The early works on display here make it easy to see why Hoyland became the foremost British representative of the new style. Geometrical forms are cleverly organised within the vast canvases, which still possess an aura comparable to that of their creator’s idols. In 17.5.64 and 9.11.68 clear, bright planes of colour threaten to break the bounds of the canvas. That pressure is intensified in other paintings, such as 12.6.66 and 17.1.69, where narrow bands appear at the edges of the frame, showing off Hoyland’s feel for the dynamics of painting in a large format. They are everything paintings of the high modernist, postwar, Greenbergian avant-garde should be: concerned purely with the sort of overwhelming sensual experience only non-figurative painting can create, an experience utterly removed from our everyday visual life. Painting, in other words, for painting’s sake.

‘28.6.67’. © The John Hoyland Estate, Photo Prudence Cuming Associates.

‘28.6.67’. © The John Hoyland Estate, Photo Prudence Cuming Associates.

Yet the dates in the titles of these works hint at the fragility of Hoyland’s reputation. By the early 1960s, new movements had begun to overtake lyrical abstraction. Hoyland, for all that his work seemed new to the British art establishment, had arrived too late. Between the omnivorousness of Pop on one side and the rigour of Minimalism on the other, Hoyland’s romanticism soon felt dated, and by the late 1970s he was a straw man new critics such as Peter Fuller could use to attack the conservatism of British art.

Hoyland’s struggles to find a new direction are apparent in the variety of his experiments in colour and texture. The excellence of his eye means that even in the least convincing mid-career works, which abandon the early experiments with form for a loose, messy expressionism, the combination of impasto smears and thin stains often bursts into life.

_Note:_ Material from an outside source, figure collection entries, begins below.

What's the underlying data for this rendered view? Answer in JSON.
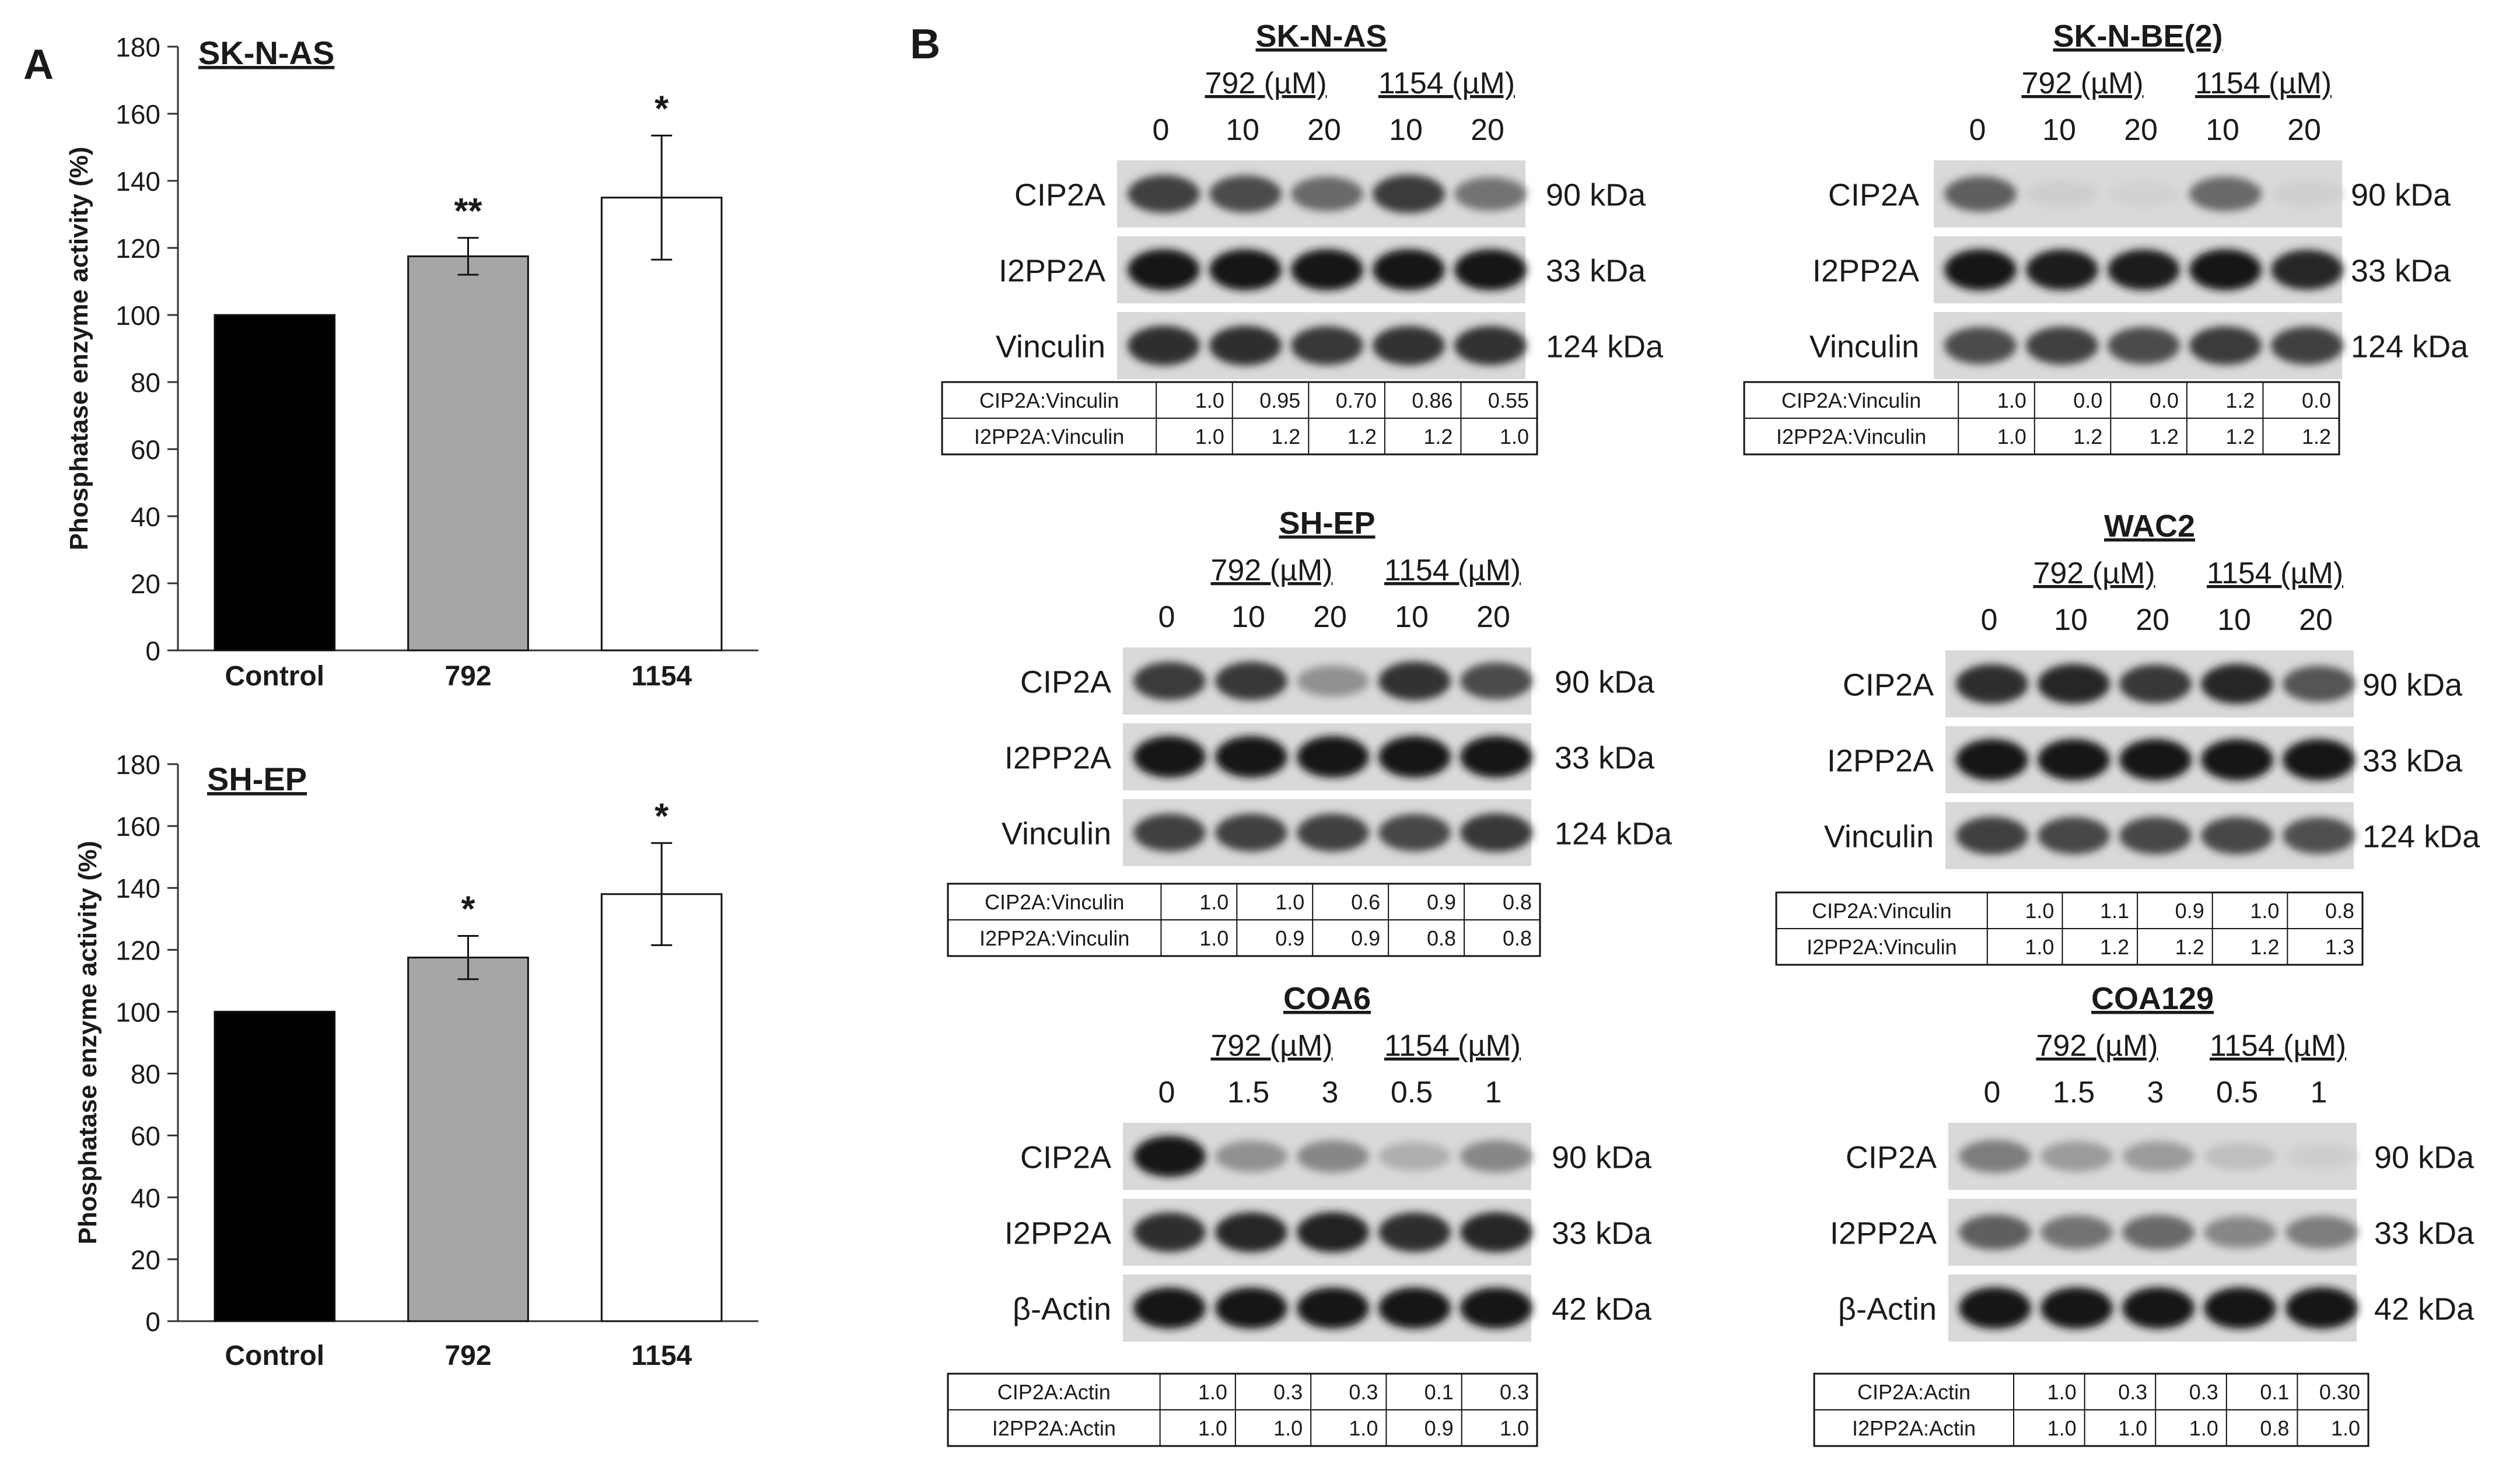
{
  "panel_a": {
    "label": "A"
  },
  "panel_b": {
    "label": "B"
  },
  "chart_data": [
    {
      "type": "bar",
      "title": "SK-N-AS",
      "ylabel": "Phosphatase enzyme activity (%)",
      "xlabel": "",
      "categories": [
        "Control",
        "792",
        "1154"
      ],
      "values": [
        100,
        117.5,
        135
      ],
      "errors": [
        0.5,
        5.5,
        18.5
      ],
      "significance": [
        "",
        "**",
        "*"
      ],
      "bar_colors": [
        "#000000",
        "#a6a6a6",
        "#ffffff"
      ],
      "ylim": [
        0,
        180
      ],
      "yticks": [
        0,
        20,
        40,
        60,
        80,
        100,
        120,
        140,
        160,
        180
      ]
    },
    {
      "type": "bar",
      "title": "SH-EP",
      "ylabel": "Phosphatase enzyme activity (%)",
      "xlabel": "",
      "categories": [
        "Control",
        "792",
        "1154"
      ],
      "values": [
        100,
        117.5,
        138
      ],
      "errors": [
        0.5,
        7,
        16.5
      ],
      "significance": [
        "",
        "*",
        "*"
      ],
      "bar_colors": [
        "#000000",
        "#a6a6a6",
        "#ffffff"
      ],
      "ylim": [
        0,
        180
      ],
      "yticks": [
        0,
        20,
        40,
        60,
        80,
        100,
        120,
        140,
        160,
        180
      ]
    }
  ],
  "blots": [
    {
      "title": "SK-N-AS",
      "group_labels": [
        "792 (µM)",
        "1154 (µM)"
      ],
      "lanes": [
        "0",
        "10",
        "20",
        "10",
        "20"
      ],
      "rows": [
        {
          "protein": "CIP2A",
          "kda": "90 kDa",
          "intensity": [
            0.75,
            0.7,
            0.55,
            0.78,
            0.5
          ]
        },
        {
          "protein": "I2PP2A",
          "kda": "33 kDa",
          "intensity": [
            0.95,
            0.95,
            0.95,
            0.95,
            0.95
          ]
        },
        {
          "protein": "Vinculin",
          "kda": "124 kDa",
          "intensity": [
            0.85,
            0.85,
            0.8,
            0.82,
            0.82
          ]
        }
      ],
      "table": [
        {
          "label": "CIP2A:Vinculin",
          "values": [
            "1.0",
            "0.95",
            "0.70",
            "0.86",
            "0.55"
          ]
        },
        {
          "label": "I2PP2A:Vinculin",
          "values": [
            "1.0",
            "1.2",
            "1.2",
            "1.2",
            "1.0"
          ]
        }
      ]
    },
    {
      "title": "SK-N-BE(2)",
      "group_labels": [
        "792 (µM)",
        "1154 (µM)"
      ],
      "lanes": [
        "0",
        "10",
        "20",
        "10",
        "20"
      ],
      "rows": [
        {
          "protein": "CIP2A",
          "kda": "90 kDa",
          "intensity": [
            0.6,
            0.05,
            0.03,
            0.55,
            0.04
          ]
        },
        {
          "protein": "I2PP2A",
          "kda": "33 kDa",
          "intensity": [
            0.95,
            0.92,
            0.92,
            0.95,
            0.88
          ]
        },
        {
          "protein": "Vinculin",
          "kda": "124 kDa",
          "intensity": [
            0.7,
            0.75,
            0.7,
            0.78,
            0.75
          ]
        }
      ],
      "table": [
        {
          "label": "CIP2A:Vinculin",
          "values": [
            "1.0",
            "0.0",
            "0.0",
            "1.2",
            "0.0"
          ]
        },
        {
          "label": "I2PP2A:Vinculin",
          "values": [
            "1.0",
            "1.2",
            "1.2",
            "1.2",
            "1.2"
          ]
        }
      ]
    },
    {
      "title": "SH-EP",
      "group_labels": [
        "792 (µM)",
        "1154 (µM)"
      ],
      "lanes": [
        "0",
        "10",
        "20",
        "10",
        "20"
      ],
      "rows": [
        {
          "protein": "CIP2A",
          "kda": "90 kDa",
          "intensity": [
            0.78,
            0.8,
            0.35,
            0.82,
            0.7
          ]
        },
        {
          "protein": "I2PP2A",
          "kda": "33 kDa",
          "intensity": [
            0.98,
            0.98,
            0.98,
            0.98,
            0.98
          ]
        },
        {
          "protein": "Vinculin",
          "kda": "124 kDa",
          "intensity": [
            0.75,
            0.75,
            0.75,
            0.72,
            0.8
          ]
        }
      ],
      "table": [
        {
          "label": "CIP2A:Vinculin",
          "values": [
            "1.0",
            "1.0",
            "0.6",
            "0.9",
            "0.8"
          ]
        },
        {
          "label": "I2PP2A:Vinculin",
          "values": [
            "1.0",
            "0.9",
            "0.9",
            "0.8",
            "0.8"
          ]
        }
      ]
    },
    {
      "title": "WAC2",
      "group_labels": [
        "792 (µM)",
        "1154 (µM)"
      ],
      "lanes": [
        "0",
        "10",
        "20",
        "10",
        "20"
      ],
      "rows": [
        {
          "protein": "CIP2A",
          "kda": "90 kDa",
          "intensity": [
            0.85,
            0.88,
            0.8,
            0.88,
            0.65
          ]
        },
        {
          "protein": "I2PP2A",
          "kda": "33 kDa",
          "intensity": [
            0.97,
            0.97,
            0.97,
            0.97,
            0.97
          ]
        },
        {
          "protein": "Vinculin",
          "kda": "124 kDa",
          "intensity": [
            0.75,
            0.72,
            0.72,
            0.72,
            0.68
          ]
        }
      ],
      "table": [
        {
          "label": "CIP2A:Vinculin",
          "values": [
            "1.0",
            "1.1",
            "0.9",
            "1.0",
            "0.8"
          ]
        },
        {
          "label": "I2PP2A:Vinculin",
          "values": [
            "1.0",
            "1.2",
            "1.2",
            "1.2",
            "1.3"
          ]
        }
      ]
    },
    {
      "title": "COA6",
      "group_labels": [
        "792 (µM)",
        "1154 (µM)"
      ],
      "lanes": [
        "0",
        "1.5",
        "3",
        "0.5",
        "1"
      ],
      "rows": [
        {
          "protein": "CIP2A",
          "kda": "90 kDa",
          "intensity": [
            0.95,
            0.35,
            0.4,
            0.2,
            0.4
          ]
        },
        {
          "protein": "I2PP2A",
          "kda": "33 kDa",
          "intensity": [
            0.85,
            0.88,
            0.9,
            0.85,
            0.88
          ]
        },
        {
          "protein": "β-Actin",
          "kda": "42 kDa",
          "intensity": [
            0.95,
            0.95,
            0.95,
            0.95,
            0.95
          ]
        }
      ],
      "table": [
        {
          "label": "CIP2A:Actin",
          "values": [
            "1.0",
            "0.3",
            "0.3",
            "0.1",
            "0.3"
          ]
        },
        {
          "label": "I2PP2A:Actin",
          "values": [
            "1.0",
            "1.0",
            "1.0",
            "0.9",
            "1.0"
          ]
        }
      ]
    },
    {
      "title": "COA129",
      "group_labels": [
        "792 (µM)",
        "1154 (µM)"
      ],
      "lanes": [
        "0",
        "1.5",
        "3",
        "0.5",
        "1"
      ],
      "rows": [
        {
          "protein": "CIP2A",
          "kda": "90 kDa",
          "intensity": [
            0.45,
            0.3,
            0.3,
            0.12,
            0.05
          ]
        },
        {
          "protein": "I2PP2A",
          "kda": "33 kDa",
          "intensity": [
            0.6,
            0.5,
            0.55,
            0.4,
            0.45
          ]
        },
        {
          "protein": "β-Actin",
          "kda": "42 kDa",
          "intensity": [
            0.97,
            0.97,
            0.97,
            0.97,
            0.97
          ]
        }
      ],
      "table": [
        {
          "label": "CIP2A:Actin",
          "values": [
            "1.0",
            "0.3",
            "0.3",
            "0.1",
            "0.30"
          ]
        },
        {
          "label": "I2PP2A:Actin",
          "values": [
            "1.0",
            "1.0",
            "1.0",
            "0.8",
            "1.0"
          ]
        }
      ]
    }
  ]
}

But he is rarely able to maintain the effect over a whole canvas. That these works resemble the early abstraction of Philip Guston only reminds the viewer that by this time Guston had moved on to the late, frightening, figurative style that would do so much to revitalise painting. Later work shows Hoyland making progress on his own terms. The consistent feature of his best work – stacked, flat planes of colour – now appear in a rich palette of deep blues, soft pastels and sharp, insistent reds. For all this final access of energy, the lasting impression is of a talented painter who never found his moment. The show concludes in 1982 with the painter (who died in 2011) still two years younger than Hirst is now.

‘17.5.64’. © The John Hoyland Estate, Photo Prudence Cuming Associates.

‘17.5.64’. © The John Hoyland Estate, Photo Prudence Cuming Associates.

The question remains: why should Hirst launch his new venture with a neglected British painter whose ideas about art seem opposed to his own? It is said that Hirst’s mission is sentimental: the unjustly overlooked Hoyland inspired him as a young man and became a friend in later life. Another interpretation is that the gallery provides Hirst – the value of whose work has been in decline since the spectacular provocation of his 2008 auction at Sotheby’s – with a way of managing his reputation and, by extension, propping up the market for his work. Exhibiting his collection can only drive up its value, and Hoyland’s graceful compositions are a saleable proposition at a time when prices for 20th-century painterly abstraction are approaching the stratospheric.

Hoyland was one of the first at the tail end of the materialistic 1990s to break rank and criticise Hirst for neglecting his art in favour of ‘becoming an entrepreneur’. And so how odd that Hoyland and Hirst should now be joined in this venture in which the resuscitation of the romantic’s reputation depends on the cynic’s entry into the respectable business of running a gallery.